I have no idea why they call a “Texas Sheet Cake” a “Texas Sheet Cake”. My only idea is that the cake is as big as Texas. That is the only thing I can actually think of. I will tell you this, if Texas tastes anything like this cake, then I need to “go to there” immediately.
Although this cake seems easy and simple enough to make, and it is, I have never made a cake using the techniques that are used for making this cake such as melting the butter and the milk and adding it to the dry ingredients and pouring the frosting over a hot cake. I think these techniques are what makes the “Texas Sheet Cake” what it is. Before I use to look at it as a regular cake just made in a rectangular pan, but after tasting it my mind will forever be changed.

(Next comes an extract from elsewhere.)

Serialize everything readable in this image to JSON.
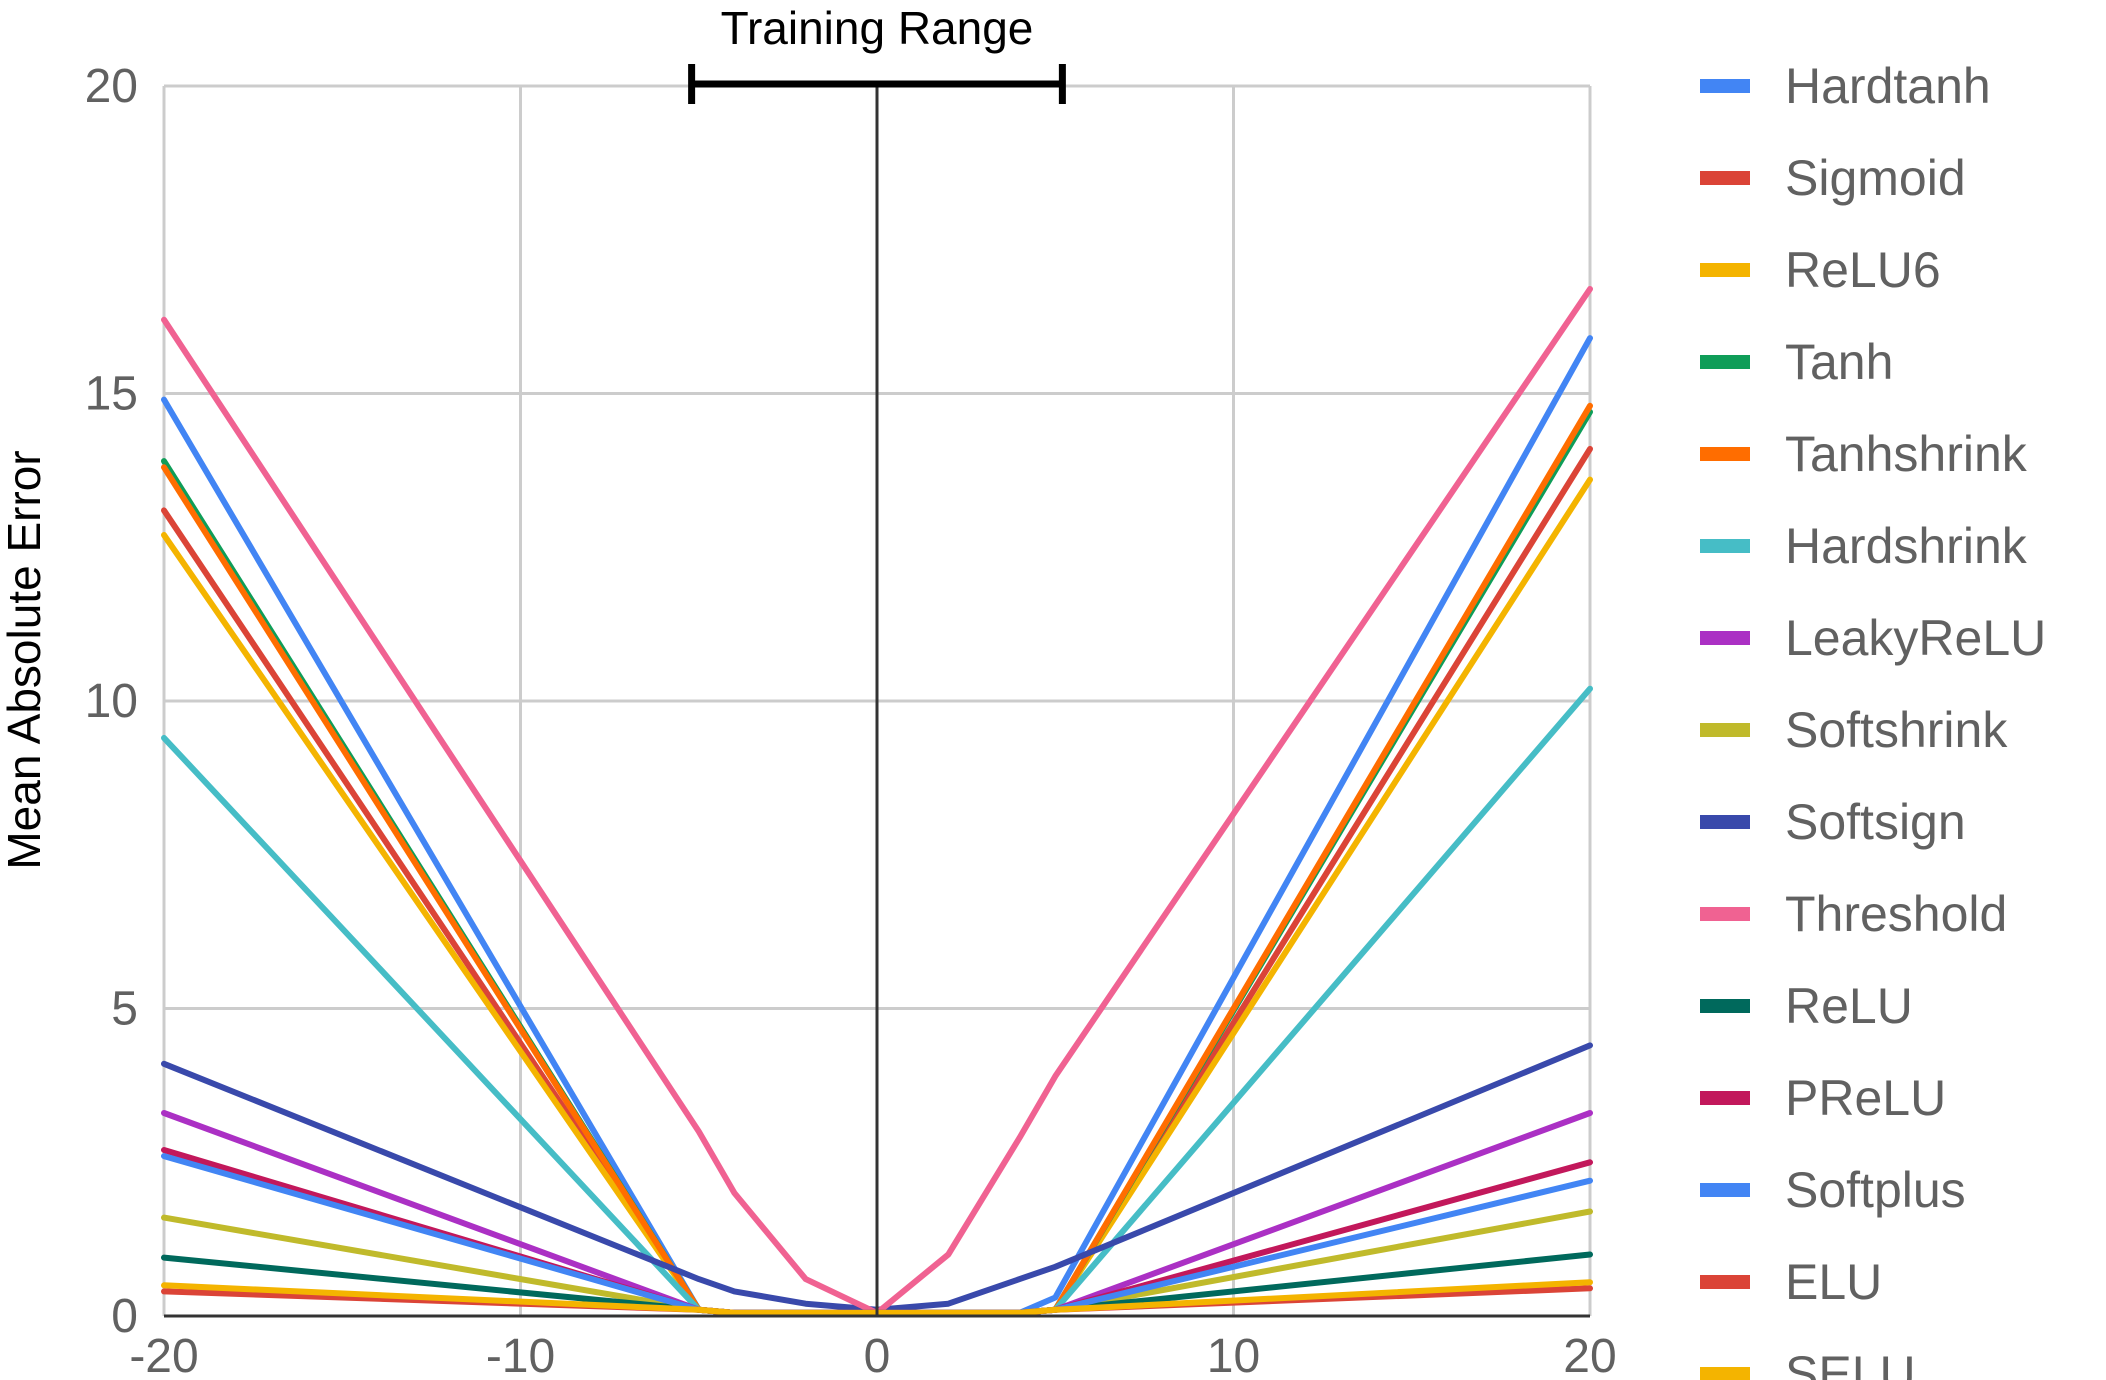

I think the Texas Sheet cake is great for picnics or just to have friends over. I must warn you, the frosting is very rich and sweet, but it is very, very good.

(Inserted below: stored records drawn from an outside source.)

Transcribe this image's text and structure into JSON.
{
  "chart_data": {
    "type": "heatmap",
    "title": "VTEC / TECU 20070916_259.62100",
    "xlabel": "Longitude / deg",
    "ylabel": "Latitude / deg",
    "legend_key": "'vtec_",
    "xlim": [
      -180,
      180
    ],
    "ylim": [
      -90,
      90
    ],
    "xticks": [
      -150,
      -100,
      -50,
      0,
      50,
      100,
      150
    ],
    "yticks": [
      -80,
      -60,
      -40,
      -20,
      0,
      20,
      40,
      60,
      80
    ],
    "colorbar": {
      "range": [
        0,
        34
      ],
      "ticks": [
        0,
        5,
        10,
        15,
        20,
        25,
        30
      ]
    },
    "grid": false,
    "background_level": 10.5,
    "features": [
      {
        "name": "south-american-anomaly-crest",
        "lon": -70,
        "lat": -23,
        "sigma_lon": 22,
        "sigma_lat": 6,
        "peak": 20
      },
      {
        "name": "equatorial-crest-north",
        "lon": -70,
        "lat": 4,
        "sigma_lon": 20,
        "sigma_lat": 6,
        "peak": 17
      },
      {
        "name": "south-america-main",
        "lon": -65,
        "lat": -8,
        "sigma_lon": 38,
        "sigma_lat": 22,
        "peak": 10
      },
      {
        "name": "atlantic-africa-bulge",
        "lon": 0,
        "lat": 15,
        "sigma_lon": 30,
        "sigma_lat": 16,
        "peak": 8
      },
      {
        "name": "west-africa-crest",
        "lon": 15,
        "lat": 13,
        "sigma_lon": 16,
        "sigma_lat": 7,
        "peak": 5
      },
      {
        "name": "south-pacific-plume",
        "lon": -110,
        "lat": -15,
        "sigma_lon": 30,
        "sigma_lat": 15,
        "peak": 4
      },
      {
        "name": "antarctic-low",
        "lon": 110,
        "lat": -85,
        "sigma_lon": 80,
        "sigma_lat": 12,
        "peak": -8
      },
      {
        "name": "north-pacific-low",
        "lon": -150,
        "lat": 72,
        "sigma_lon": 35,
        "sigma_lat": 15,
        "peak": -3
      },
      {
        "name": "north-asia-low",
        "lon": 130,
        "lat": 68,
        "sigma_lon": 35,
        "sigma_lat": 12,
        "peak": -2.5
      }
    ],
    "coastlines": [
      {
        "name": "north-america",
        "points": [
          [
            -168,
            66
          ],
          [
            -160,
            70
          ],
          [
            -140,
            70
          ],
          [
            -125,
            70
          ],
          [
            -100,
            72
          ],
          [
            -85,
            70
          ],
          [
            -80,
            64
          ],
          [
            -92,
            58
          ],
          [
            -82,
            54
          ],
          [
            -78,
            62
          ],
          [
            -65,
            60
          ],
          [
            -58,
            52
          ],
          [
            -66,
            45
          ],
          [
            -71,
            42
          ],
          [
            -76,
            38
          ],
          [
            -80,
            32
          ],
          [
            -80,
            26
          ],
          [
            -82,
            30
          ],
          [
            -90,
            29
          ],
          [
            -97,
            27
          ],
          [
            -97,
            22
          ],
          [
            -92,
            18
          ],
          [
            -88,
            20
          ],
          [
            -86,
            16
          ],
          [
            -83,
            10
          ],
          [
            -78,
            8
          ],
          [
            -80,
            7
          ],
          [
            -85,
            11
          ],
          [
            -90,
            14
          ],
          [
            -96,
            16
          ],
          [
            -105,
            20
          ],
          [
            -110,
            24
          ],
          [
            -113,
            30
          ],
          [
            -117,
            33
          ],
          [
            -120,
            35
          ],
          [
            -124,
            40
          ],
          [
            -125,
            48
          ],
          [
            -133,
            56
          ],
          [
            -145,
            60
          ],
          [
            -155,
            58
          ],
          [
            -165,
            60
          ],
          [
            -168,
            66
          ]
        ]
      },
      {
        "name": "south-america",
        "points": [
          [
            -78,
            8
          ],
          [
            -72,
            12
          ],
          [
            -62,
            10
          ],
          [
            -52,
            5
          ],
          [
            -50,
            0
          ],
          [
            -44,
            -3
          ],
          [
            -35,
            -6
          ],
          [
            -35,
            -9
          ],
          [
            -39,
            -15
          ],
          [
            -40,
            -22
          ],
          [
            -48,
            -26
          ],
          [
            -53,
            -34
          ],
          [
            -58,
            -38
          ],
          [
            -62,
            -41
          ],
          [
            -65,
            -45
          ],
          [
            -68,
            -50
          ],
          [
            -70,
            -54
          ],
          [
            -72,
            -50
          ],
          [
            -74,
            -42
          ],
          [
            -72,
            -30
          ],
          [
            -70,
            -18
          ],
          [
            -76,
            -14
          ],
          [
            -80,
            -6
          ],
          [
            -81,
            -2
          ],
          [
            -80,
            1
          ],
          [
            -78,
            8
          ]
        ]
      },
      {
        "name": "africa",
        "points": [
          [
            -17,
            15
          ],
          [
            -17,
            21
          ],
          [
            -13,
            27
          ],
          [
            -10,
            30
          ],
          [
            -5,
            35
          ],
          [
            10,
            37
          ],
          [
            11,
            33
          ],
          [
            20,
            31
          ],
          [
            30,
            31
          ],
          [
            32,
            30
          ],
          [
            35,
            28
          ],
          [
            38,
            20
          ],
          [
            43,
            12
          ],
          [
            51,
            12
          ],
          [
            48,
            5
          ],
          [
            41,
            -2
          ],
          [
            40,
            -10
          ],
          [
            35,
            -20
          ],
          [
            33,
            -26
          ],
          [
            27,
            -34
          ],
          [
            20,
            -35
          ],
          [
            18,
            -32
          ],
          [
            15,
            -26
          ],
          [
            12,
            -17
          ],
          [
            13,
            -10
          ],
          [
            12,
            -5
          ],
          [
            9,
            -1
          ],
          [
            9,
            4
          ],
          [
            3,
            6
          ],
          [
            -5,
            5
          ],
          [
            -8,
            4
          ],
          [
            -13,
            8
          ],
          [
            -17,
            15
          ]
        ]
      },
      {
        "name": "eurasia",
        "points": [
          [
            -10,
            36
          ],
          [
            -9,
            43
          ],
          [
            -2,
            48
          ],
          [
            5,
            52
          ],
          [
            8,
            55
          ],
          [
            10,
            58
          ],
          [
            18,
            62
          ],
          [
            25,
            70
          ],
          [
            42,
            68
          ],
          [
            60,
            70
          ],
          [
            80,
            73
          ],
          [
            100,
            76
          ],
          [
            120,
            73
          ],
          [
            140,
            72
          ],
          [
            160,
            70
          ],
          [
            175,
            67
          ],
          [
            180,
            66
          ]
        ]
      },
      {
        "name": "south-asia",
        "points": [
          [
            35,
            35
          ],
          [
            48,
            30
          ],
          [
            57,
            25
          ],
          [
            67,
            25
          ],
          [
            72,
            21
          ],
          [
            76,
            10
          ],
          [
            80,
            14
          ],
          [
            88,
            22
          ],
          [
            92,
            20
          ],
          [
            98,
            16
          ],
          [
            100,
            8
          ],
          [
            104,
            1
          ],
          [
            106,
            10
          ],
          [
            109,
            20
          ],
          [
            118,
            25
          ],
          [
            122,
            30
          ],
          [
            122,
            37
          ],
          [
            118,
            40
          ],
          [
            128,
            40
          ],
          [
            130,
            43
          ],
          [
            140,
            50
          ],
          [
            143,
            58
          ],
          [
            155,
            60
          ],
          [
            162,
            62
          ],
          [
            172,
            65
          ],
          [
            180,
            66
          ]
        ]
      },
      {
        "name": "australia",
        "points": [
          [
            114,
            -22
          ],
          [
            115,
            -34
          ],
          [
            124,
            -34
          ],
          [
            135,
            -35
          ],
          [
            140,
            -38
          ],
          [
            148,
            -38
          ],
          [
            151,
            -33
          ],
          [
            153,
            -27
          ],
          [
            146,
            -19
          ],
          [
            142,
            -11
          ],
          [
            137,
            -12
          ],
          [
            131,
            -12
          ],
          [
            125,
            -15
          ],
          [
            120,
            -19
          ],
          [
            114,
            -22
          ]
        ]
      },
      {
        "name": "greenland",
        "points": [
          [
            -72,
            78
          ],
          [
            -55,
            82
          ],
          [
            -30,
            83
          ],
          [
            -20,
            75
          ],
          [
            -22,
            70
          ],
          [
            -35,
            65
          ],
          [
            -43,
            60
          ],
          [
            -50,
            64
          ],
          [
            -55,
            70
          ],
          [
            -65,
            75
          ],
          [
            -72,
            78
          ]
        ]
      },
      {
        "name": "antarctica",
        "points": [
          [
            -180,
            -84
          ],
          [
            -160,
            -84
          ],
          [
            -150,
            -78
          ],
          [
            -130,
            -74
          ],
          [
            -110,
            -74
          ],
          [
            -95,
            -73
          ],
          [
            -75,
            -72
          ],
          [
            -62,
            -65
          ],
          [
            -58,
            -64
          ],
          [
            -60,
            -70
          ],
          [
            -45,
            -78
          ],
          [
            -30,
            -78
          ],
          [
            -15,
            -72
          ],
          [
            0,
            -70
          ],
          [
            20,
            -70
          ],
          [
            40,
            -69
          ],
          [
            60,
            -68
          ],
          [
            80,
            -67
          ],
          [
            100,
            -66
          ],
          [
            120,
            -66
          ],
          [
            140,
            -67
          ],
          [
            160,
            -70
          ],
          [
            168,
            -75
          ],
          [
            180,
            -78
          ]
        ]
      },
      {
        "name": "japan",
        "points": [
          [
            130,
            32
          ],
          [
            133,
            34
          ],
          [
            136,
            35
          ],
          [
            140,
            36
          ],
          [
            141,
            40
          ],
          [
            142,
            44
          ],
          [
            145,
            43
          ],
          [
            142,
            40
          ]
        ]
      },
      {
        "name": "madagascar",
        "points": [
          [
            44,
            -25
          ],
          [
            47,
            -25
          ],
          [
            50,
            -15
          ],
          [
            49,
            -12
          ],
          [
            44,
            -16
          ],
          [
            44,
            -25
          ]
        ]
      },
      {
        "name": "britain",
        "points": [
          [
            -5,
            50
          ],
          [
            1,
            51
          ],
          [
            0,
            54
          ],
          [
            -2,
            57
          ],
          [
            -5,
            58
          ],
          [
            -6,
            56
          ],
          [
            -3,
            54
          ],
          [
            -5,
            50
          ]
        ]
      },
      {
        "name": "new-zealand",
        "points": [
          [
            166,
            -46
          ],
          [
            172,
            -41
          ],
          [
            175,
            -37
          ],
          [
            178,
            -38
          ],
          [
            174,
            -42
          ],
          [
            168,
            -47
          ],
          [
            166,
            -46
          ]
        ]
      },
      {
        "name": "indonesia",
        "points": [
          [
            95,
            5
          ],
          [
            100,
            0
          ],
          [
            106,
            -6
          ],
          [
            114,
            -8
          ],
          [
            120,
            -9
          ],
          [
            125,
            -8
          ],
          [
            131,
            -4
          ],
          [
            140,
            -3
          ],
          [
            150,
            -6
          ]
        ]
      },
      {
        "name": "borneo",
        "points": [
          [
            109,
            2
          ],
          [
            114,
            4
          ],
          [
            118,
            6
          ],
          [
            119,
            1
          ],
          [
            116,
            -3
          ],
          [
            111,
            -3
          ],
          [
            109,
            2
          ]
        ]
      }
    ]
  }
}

NOTE: There have been some complaints about this cake not coming out well for some people. I am putting this out there because I want to be transparent with my blog followers and visitors. I have tested this recipe exactly 3 times without any changes or alterations and it came out in the same consistency as you see in this picture. I have listed the links below as to where I have adapted these recipes and followed them down to the letter. I have even received good ratings from Tasty Kitchen from people that have made this cake and it turned out well for them:
If your cake is coming out gooey and flat, my suggestions is that your baking powder and soda may not be good, your oven may not be reaching the appropriate temperature, you may be opening the oven one too many times, or not allowing the cake to bake long enough. I love this cake and I hope that you grow to love it and share it with your friends and family. If you follow the recipe accurately, you shouldn’t experience any issues. You can even go to the websites where the recipe was adapted from for comparison. I hope this helps.

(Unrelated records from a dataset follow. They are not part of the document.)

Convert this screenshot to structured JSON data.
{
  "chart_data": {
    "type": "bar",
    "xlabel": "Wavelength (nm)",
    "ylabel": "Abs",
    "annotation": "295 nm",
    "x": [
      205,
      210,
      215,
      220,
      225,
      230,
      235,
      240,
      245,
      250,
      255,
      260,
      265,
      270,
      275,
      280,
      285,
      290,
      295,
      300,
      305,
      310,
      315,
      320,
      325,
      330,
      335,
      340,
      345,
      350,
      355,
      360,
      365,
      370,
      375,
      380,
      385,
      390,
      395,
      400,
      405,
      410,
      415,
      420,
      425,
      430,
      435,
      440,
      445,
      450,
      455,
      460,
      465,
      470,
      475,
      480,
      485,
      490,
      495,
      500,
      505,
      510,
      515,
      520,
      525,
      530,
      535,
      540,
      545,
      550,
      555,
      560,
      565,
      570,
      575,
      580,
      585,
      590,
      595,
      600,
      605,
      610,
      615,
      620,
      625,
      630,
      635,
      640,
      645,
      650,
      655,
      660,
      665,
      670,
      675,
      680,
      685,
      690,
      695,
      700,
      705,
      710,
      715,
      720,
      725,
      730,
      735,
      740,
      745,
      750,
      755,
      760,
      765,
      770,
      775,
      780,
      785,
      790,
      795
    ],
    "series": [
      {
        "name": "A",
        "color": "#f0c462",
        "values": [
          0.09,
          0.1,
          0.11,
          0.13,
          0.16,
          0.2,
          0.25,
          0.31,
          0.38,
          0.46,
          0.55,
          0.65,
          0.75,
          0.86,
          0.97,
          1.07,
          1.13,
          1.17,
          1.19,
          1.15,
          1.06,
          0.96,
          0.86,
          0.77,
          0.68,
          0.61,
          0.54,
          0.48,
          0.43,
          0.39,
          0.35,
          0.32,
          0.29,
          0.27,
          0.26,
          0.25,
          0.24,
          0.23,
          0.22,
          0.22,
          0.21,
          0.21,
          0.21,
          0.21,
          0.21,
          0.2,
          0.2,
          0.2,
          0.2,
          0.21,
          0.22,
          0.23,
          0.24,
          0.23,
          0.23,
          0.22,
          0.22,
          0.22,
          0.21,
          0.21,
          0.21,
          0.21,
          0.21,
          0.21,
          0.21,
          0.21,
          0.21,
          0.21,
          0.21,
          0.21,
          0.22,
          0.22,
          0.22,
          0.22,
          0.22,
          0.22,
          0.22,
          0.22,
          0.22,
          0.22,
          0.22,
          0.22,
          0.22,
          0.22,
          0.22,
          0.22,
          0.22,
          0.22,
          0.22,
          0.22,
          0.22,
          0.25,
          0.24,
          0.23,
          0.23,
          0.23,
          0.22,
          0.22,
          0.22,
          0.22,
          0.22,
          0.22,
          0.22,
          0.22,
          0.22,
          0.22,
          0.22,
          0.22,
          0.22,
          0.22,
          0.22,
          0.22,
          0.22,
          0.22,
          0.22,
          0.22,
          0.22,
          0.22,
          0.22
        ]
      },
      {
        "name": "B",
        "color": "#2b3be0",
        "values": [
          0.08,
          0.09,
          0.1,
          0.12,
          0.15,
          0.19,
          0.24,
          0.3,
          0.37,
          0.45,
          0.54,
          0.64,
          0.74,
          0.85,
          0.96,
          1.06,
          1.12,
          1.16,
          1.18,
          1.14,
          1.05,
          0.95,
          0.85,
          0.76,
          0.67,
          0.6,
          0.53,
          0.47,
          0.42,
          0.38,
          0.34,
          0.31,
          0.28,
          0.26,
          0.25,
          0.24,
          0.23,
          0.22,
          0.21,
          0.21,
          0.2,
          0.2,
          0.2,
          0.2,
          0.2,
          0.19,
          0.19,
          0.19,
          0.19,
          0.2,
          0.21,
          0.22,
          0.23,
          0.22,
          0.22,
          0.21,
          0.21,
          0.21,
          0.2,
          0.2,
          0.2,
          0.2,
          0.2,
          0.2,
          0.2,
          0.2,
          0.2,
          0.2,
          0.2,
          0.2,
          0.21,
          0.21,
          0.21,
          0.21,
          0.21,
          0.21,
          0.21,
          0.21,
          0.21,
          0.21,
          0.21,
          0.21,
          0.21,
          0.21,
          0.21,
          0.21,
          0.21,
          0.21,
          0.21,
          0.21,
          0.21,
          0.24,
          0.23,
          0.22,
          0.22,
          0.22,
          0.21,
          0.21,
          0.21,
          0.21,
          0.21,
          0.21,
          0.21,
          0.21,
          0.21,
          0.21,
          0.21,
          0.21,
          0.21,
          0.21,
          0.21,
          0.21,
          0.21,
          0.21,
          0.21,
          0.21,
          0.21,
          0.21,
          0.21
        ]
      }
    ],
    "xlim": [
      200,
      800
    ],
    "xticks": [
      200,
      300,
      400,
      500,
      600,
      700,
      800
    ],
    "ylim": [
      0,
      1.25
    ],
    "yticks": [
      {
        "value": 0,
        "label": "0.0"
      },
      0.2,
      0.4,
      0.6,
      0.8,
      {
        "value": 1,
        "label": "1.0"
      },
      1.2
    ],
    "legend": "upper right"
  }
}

This cake recipe was adapted from “Taste of Home”
This icing recipe was adapted from “Paula Deen Texas Sheet Cake Chocolate Frosting”
- FOR THE CAKE:
- 1 cup butter (2 sticks), cubed
- 1 cup water
- 2 cups all-purpose flour
- 2 cups sugar
- 2 eggs, beaten
- ½ cup sour cream
- 1 teaspoon salt
- 1 teaspoon baking powder
- 1 teaspoon almond extract (you can use vanilla extract if you prefer)
- ¼ teaspoon baking soda
- FOR THE FROSTING:
- 1 cup Sugar
- ½ cups unsweetened Cocoa powder, Sifted
- ½ cups Milk
- 4 Tablespoons Butter, cut into cubes
- 2 Tablespoons Light Corn Syrup
- 4 cups Powdered Sugar, Sifted
- 2 teaspoons Vanilla Extract
- Preheat oven to 375 Degrees
- In a large saucepan, bring butter and water just to a boil.Once the butter has melted remove from heat. Next, add the flour, sour cream, sugar, salt, baking powder, baking soda, vanilla (almond) extract and eggs and mix to combine. smooth.
- Pour into a greased 15-in. x 10-in. x 1-in. baking pan. Bake at 375° for 18-22 minutes or until golden brown and a toothpick inserted near the center comes out clean. Cool for 20 minutes. The cake will still be somewhat warm.
- NOTE: I used a 9.5X13 inch rectangle glass dish and baked my cake for about 30 minutes or until toothpick is inserted and comes out clean. But if you have a traditional jelly roll pan, use the 15X10 pan that the original recipe recommends. If you use the recommended jelly roll pan, your cake will come out a bit thin. I didn't want a thin cake. But its up to you.
- For the frosting: In a large saucepan, whisk together the sugar and cocoa. Whisk in the milk. Then stir in the butter and corn syrup. Place the pan over medium-high heat and bring to a boil, whisking constantly. When the butter has melted and the sauce is slightly smooth, take the pan off the heat, stir in the confectioners’ sugar and vanilla.
- Pour the frosting on top of the slightly cooled cake (cool for 5 minutes). It may be a lot of frosting if you are using a 9X13 square rectangle pan( just a precaution). Allow the cake to cool with the frosting to completely set before serving.